Reimbursable Business Expenses - What Qualifies


A reimbursable expense is an expense incurred by an employee while performing work for a client. This can occur when a company bills out materials and labor costs on a cost plus basis, or when an employee makes purchases for either goods or services for the employer. Accounting for these expenses is different for each situation and it is important to keep in mind that there are two types of reimbursable expenses, accountable and non-accountable.  Two Types Of Reimbursable Expenses Accountable Reimbursable Expenses An accountable, reimbursable expense is when an employee or company is reimbursed for all expenses that were incurred during the course of a job and are submitted with receipts or other documentation proving the transaction. An example of an accountable reimbursable expense is all the cost an employee may incur on a business trip, whether it be gas, car rental, airfare and/or meals.  Non-Accountable Reimbursable Expenses A non-accountable, reimbursable expense is any expenses incurred during the course of a job that cannot be supported by receipts or documentation.
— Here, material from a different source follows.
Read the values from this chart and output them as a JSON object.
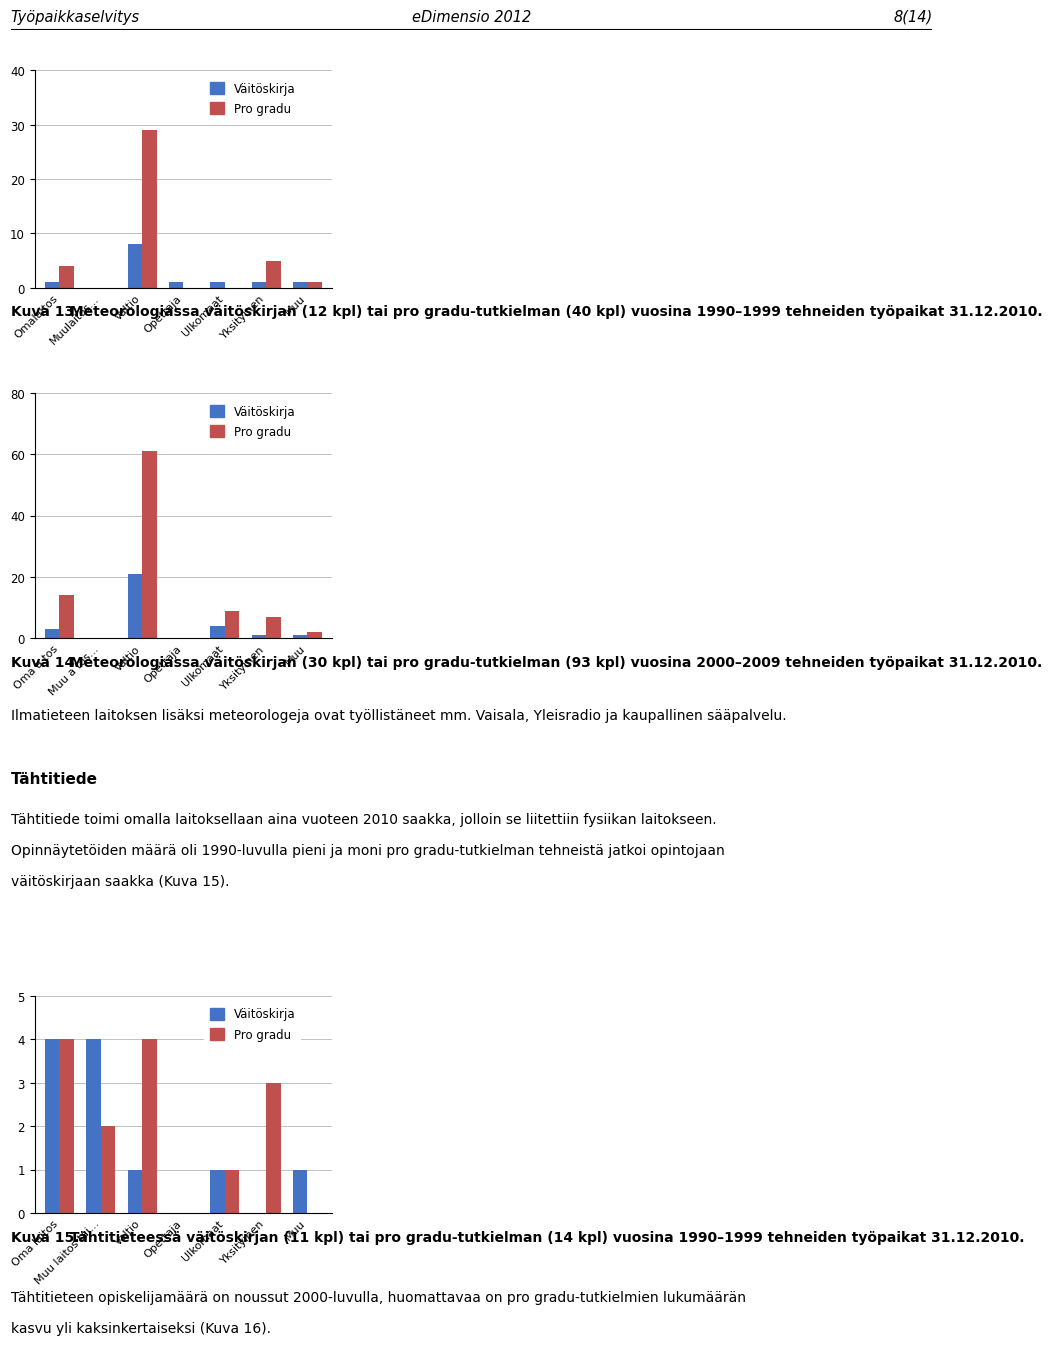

Any non-accountable, reimbursable expense paid to an employee is taxable as wages, and the employer is responsible for taxing them accordingly.  Accounting For Reimbursable Expenses Reimbursing An Employee When reimbursing an employee for situations like a business trip expense, you should report the expense incurred as an expense when it is paid to the employee. Remember to record and reimburse meals separately, because they are treated differently on your tax return compared to the other business trip expenses.  Reimbursing Expenses Incurred During A Job For A Client Many companies incur expenses while working on a job for a client and bill the client for those expenses. In this case, the expense incurred will be credited for the amount of reimbursement received from the client. Some companies do not bill for these costs individually, but include the costs in their overall fee.  Reimbursing On A Cost-Plus Basis Service type companies, like contractors or builders, bill their clients on a cost-plus basis. The reimbursable expense will have an additional cost added, which is considered income for the company. In order to account for the cost-plus basis, you can record the actual expense reimbursement to the expense account and the remaining amount can then be credited to the income account for the company.